Negligence of environmental flow (e-flow) has severe adverse impacts on wetlands. Additionally, hydrological droughts, compounded by mismanagement of available water resources and anthropogenic activities, lead to water shortage and degrade wetland ecosystem. However, in dealing with reservoir operation/re-operation, a few studies have addressed inflow uncertainty and hydrological drought state to improve the monthly operation performance of an upstream reservoir in coordination with downstream wetland needs. Hence, the study objective is to adopt a linear/nonlinear reservoir operation rule to hydrological drought states and e-flow requirements. So, first, the soil and water assessment (SWAT) model is applied to simulate the natural daily flow regime by eliminating human impacts. Then, using the Tennant e-flow scheme, the intra/inter-annual variability of e-flow and the degree of alteration of the flow are measured. Afterward, using the Standardized Hydrological Drought Index (SHDI), the drought/wet severity and duration are determined. A linear/nonlinear simulation model adopted for the presentation of reservoir policies and the non-dominated sorting genetic algorithm-II (NSGA-II) was employed to determine the optimal monthly operation of the upstream reservoir. The simulated operation policies correspond to each hydrological drought state were evaluated with reliability, resilience, vulnerability, and water-deficit indices.

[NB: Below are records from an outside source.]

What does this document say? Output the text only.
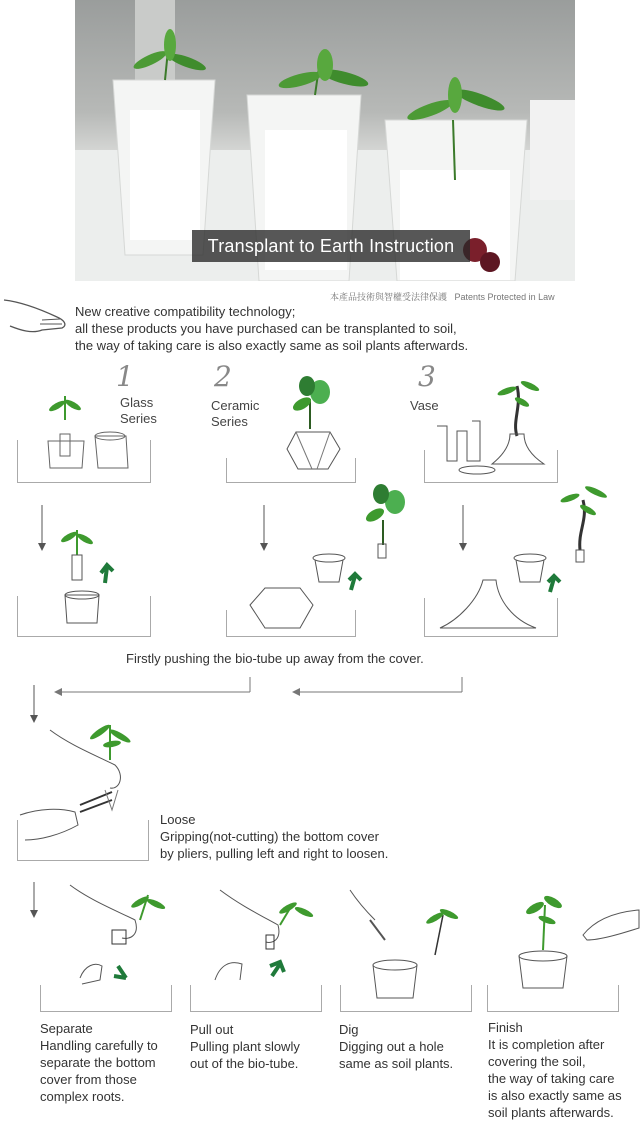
Transplant to Earth Instruction
本產品技術與智權受法律保護 Patents Protected in Law
New creative compatibility technology;
all these products you have purchased can be transplanted to soil,
the way of taking care is also exactly same as soil plants afterwards.
1
Glass
Series
2
Ceramic
Series
3
Vase
Firstly pushing the bio-tube up away from the cover.
Loose
Gripping(not-cutting) the bottom cover
by pliers, pulling left and right to loosen.
Separate
Handling carefully to
separate the bottom
cover from those
complex roots.
Pull out
Pulling plant slowly
out of the bio-tube.
Dig
Digging out a hole
same as soil plants.
Finish
It is completion after
covering the soil,
the way of taking care
is also exactly same as
soil plants afterwards.
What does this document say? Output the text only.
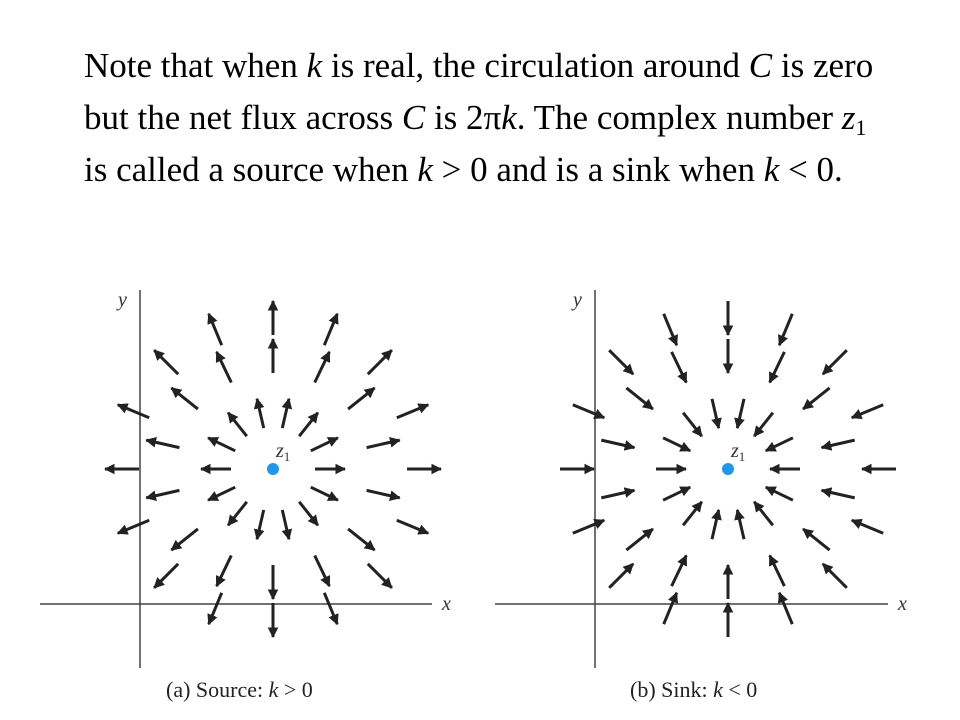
Note that when k is real, the circulation around C is zero but the net flux across C is 2πk. The complex number $z_1$ is called a source when k > 0 and is a sink when k < 0.
y
x
$z_1$
(a) Source: k > 0
y
x
$z_1$
(b) Sink: k < 0
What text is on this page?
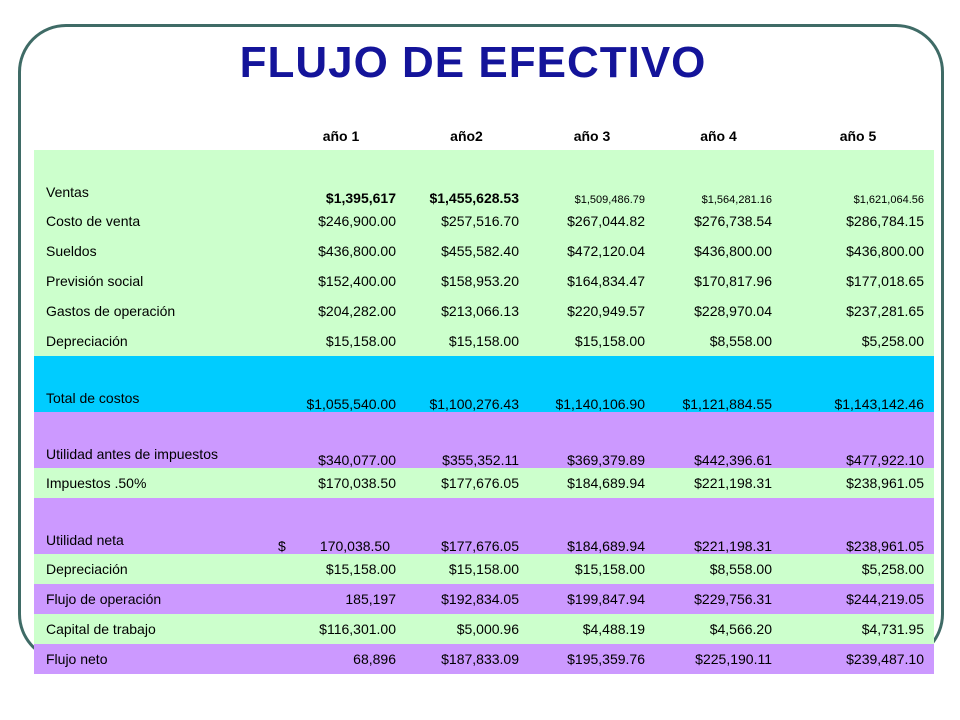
FLUJO DE EFECTIVO
	año 1	año2	año 3	año 4	año 5
Ventas	$1,395,617	$1,455,628.53	$1,509,486.79	$1,564,281.16	$1,621,064.56
Costo de venta	$246,900.00	$257,516.70	$267,044.82	$276,738.54	$286,784.15
Sueldos	$436,800.00	$455,582.40	$472,120.04	$436,800.00	$436,800.00
Previsión social	$152,400.00	$158,953.20	$164,834.47	$170,817.96	$177,018.65
Gastos de operación	$204,282.00	$213,066.13	$220,949.57	$228,970.04	$237,281.65
Depreciación	$15,158.00	$15,158.00	$15,158.00	$8,558.00	$5,258.00
Total de costos	$1,055,540.00	$1,100,276.43	$1,140,106.90	$1,121,884.55	$1,143,142.46
Utilidad antes de impuestos	$340,077.00	$355,352.11	$369,379.89	$442,396.61	$477,922.10
Impuestos .50%	$170,038.50	$177,676.05	$184,689.94	$221,198.31	$238,961.05
Utilidad neta	$ 170,038.50	$177,676.05	$184,689.94	$221,198.31	$238,961.05
Depreciación	$15,158.00	$15,158.00	$15,158.00	$8,558.00	$5,258.00
Flujo de operación	185,197	$192,834.05	$199,847.94	$229,756.31	$244,219.05
Capital de trabajo	$116,301.00	$5,000.96	$4,488.19	$4,566.20	$4,731.95
Flujo neto	68,896	$187,833.09	$195,359.76	$225,190.11	$239,487.10
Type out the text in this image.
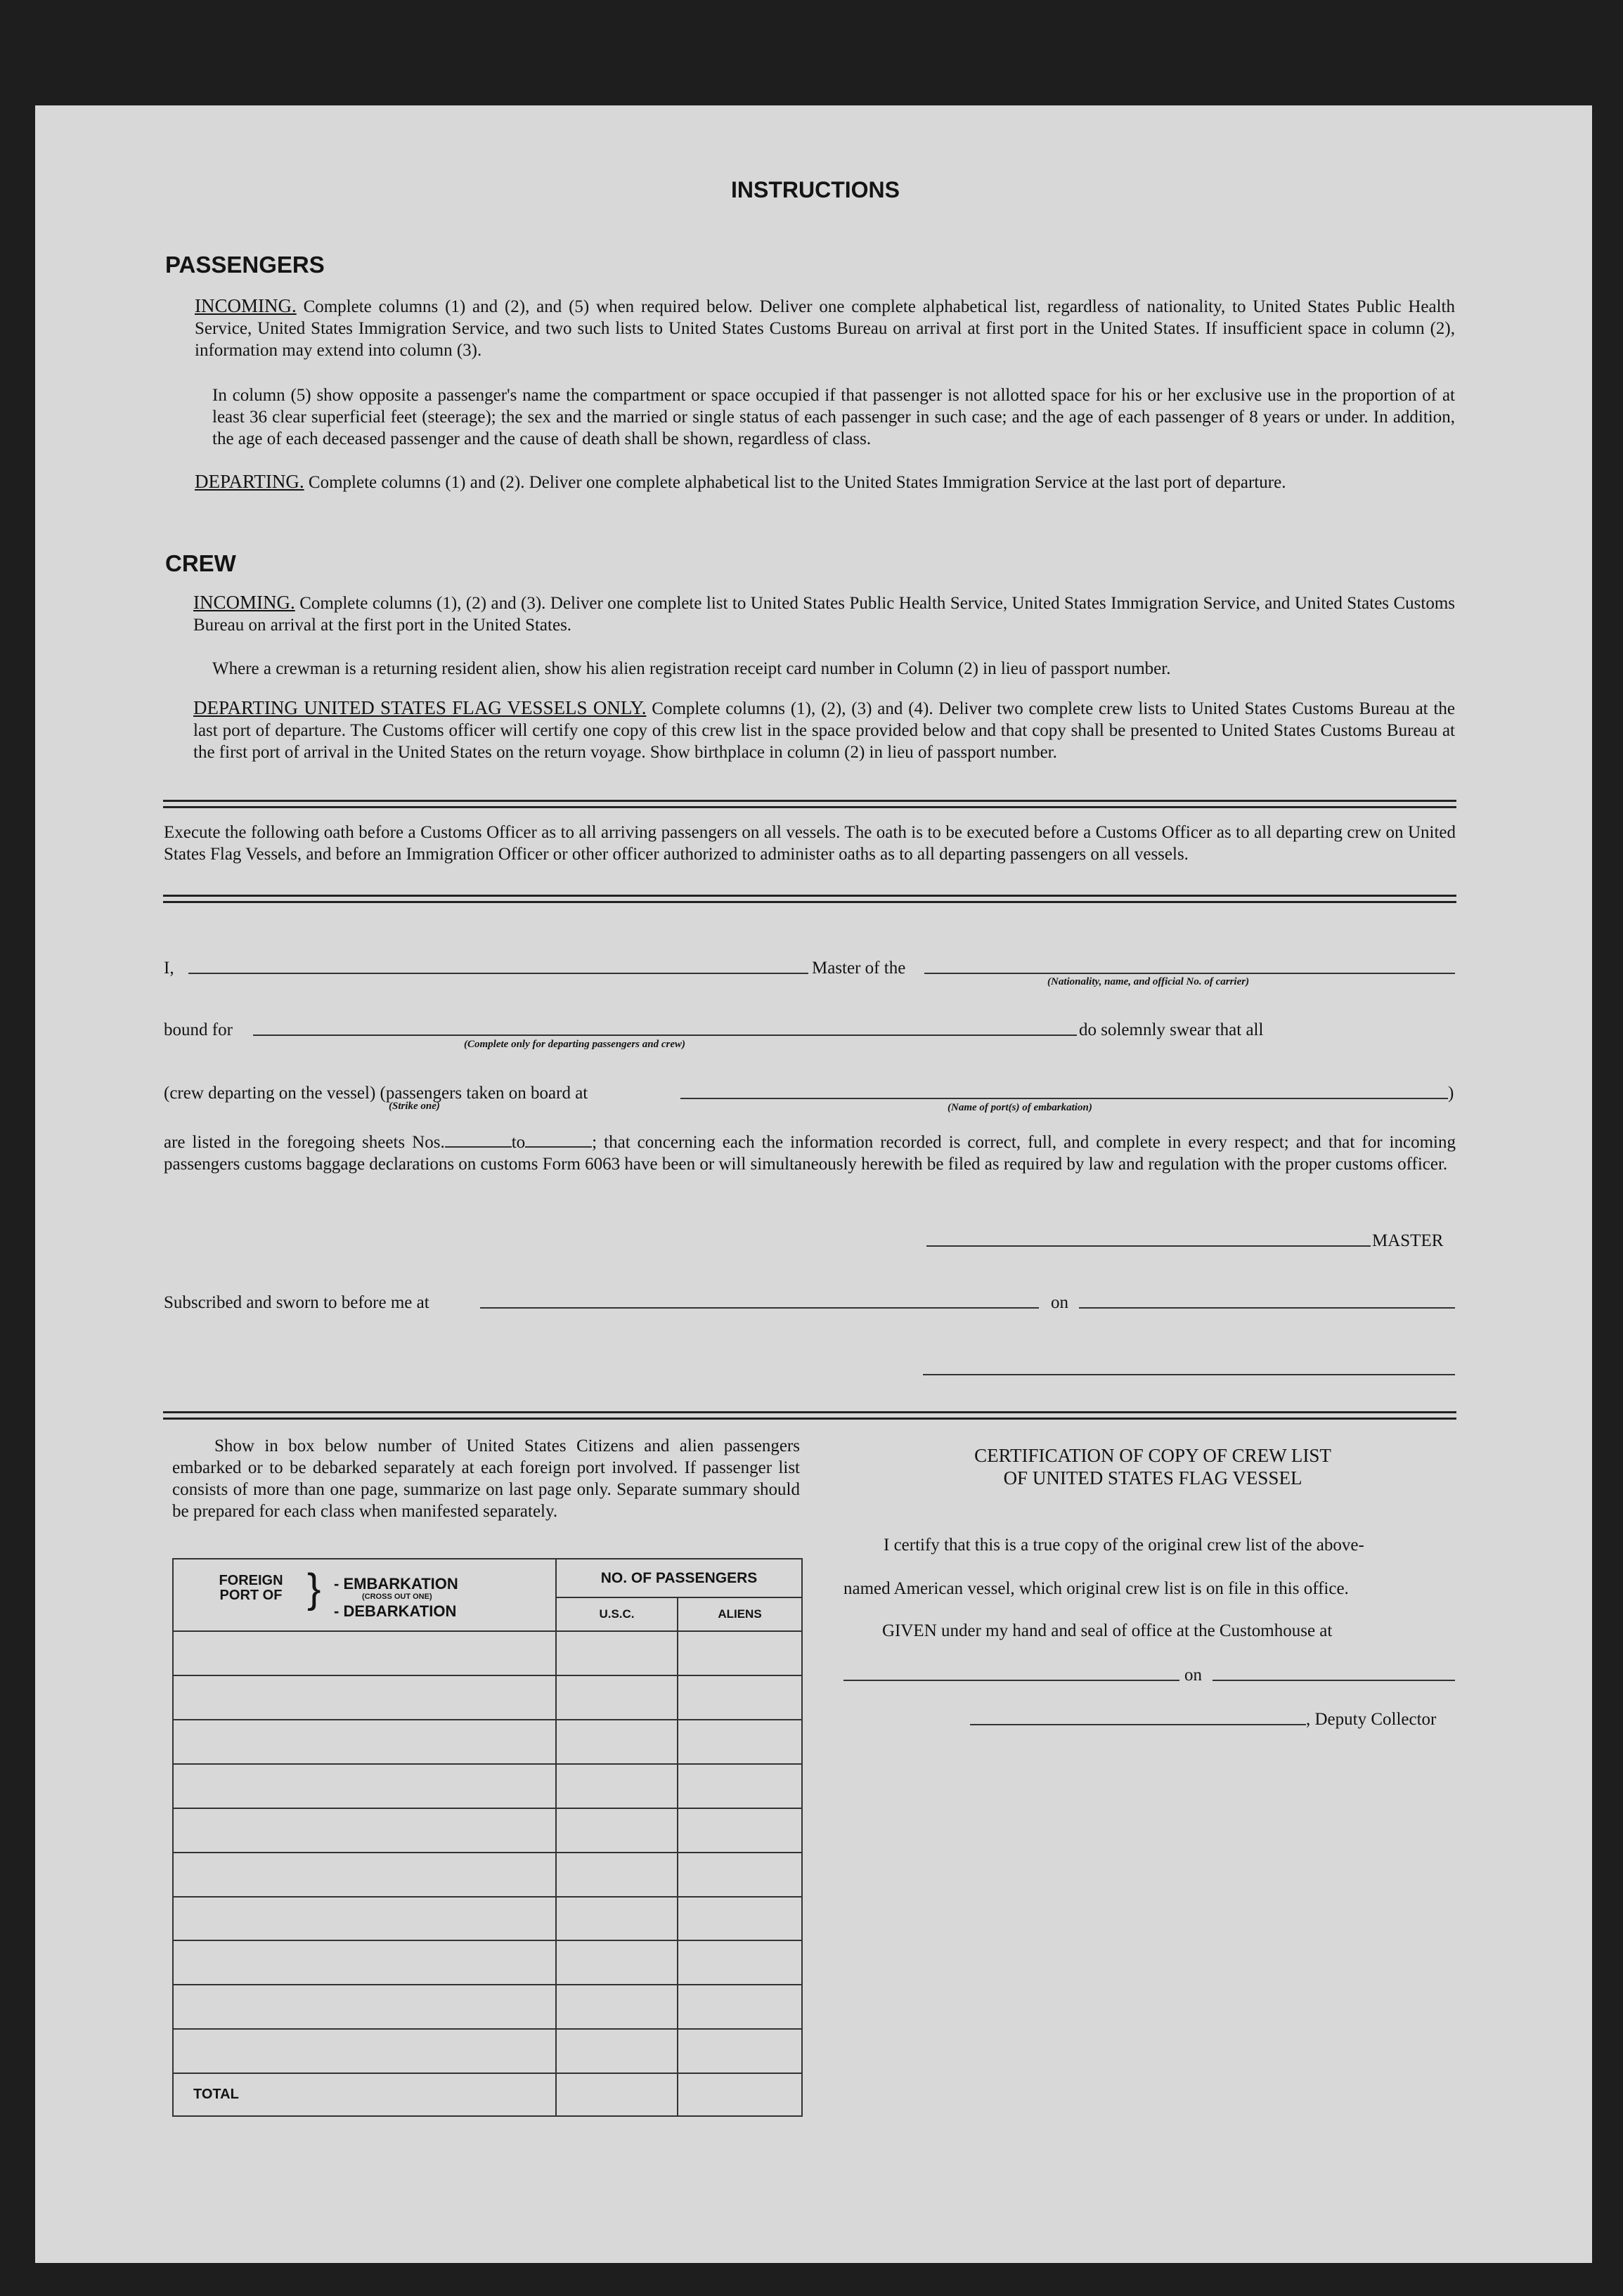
INSTRUCTIONS
PASSENGERS
INCOMING. Complete columns (1) and (2), and (5) when required below. Deliver one complete alphabetical list, regardless of nationality, to United States Public Health Service, United States Immigration Service, and two such lists to United States Customs Bureau on arrival at first port in the United States. If insufficient space in column (2), information may extend into column (3).
In column (5) show opposite a passenger's name the compartment or space occupied if that passenger is not allotted space for his or her exclusive use in the proportion of at least 36 clear superficial feet (steerage); the sex and the married or single status of each passenger in such case; and the age of each passenger of 8 years or under. In addition, the age of each deceased passenger and the cause of death shall be shown, regardless of class.
DEPARTING. Complete columns (1) and (2). Deliver one complete alphabetical list to the United States Immigration Service at the last port of departure.
CREW
INCOMING. Complete columns (1), (2) and (3). Deliver one complete list to United States Public Health Service, United States Immigration Service, and United States Customs Bureau on arrival at the first port in the United States.
Where a crewman is a returning resident alien, show his alien registration receipt card number in Column (2) in lieu of passport number.
DEPARTING UNITED STATES FLAG VESSELS ONLY. Complete columns (1), (2), (3) and (4). Deliver two complete crew lists to United States Customs Bureau at the last port of departure. The Customs officer will certify one copy of this crew list in the space provided below and that copy shall be presented to United States Customs Bureau at the first port of arrival in the United States on the return voyage. Show birthplace in column (2) in lieu of passport number.
Execute the following oath before a Customs Officer as to all arriving passengers on all vessels. The oath is to be executed before a Customs Officer as to all departing crew on United States Flag Vessels, and before an Immigration Officer or other officer authorized to administer oaths as to all departing passengers on all vessels.
I,	Master of the
(Nationality, name, and official No. of carrier)
bound for
(Complete only for departing passengers and crew)
do solemnly swear that all
(crew departing on the vessel) (passengers taken on board at
(Strike one)
)
(Name of port(s) of embarkation)
are listed in the foregoing sheets Nos.	to	; that concerning each the information recorded is correct, full, and complete in every respect; and that for incoming passengers customs baggage declarations on customs Form 6063 have been or will simultaneously herewith be filed as required by law and regulation with the proper customs officer.
MASTER
Subscribed and sworn to before me at	on
Show in box below number of United States Citizens and alien passengers embarked or to be debarked separately at each foreign port involved. If passenger list consists of more than one page, summarize on last page only. Separate summary should be prepared for each class when manifested separately.
FOREIGN PORT OF } - EMBARKATION
(CROSS OUT ONE)
- DEBARKATION	NO. OF PASSENGERS	
	U.S.C.	ALIENS

TOTAL		
CERTIFICATION OF COPY OF CREW LIST
OF UNITED STATES FLAG VESSEL
I certify that this is a true copy of the original crew list of the above-
named American vessel, which original crew list is on file in this office.
GIVEN under my hand and seal of office at the Customhouse at
on
, Deputy Collector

Results indicated that incorporation of hydrological drought state could improve the overall system reliability by 23% over simply enforcing the monthly variable-parameter nonlinear decision rules. Also, the proposed methodology simultaneously maximized the downstream allocated water and e-flow of the terminal wetland. It also implicitly minimized the change in extreme flow metrics that are known to benefit ecosystem diversity. The proposed framework supports reservoir re-operation in regions subject to challenges in supplying water to different sectors while maintaining e-flow during drought periods.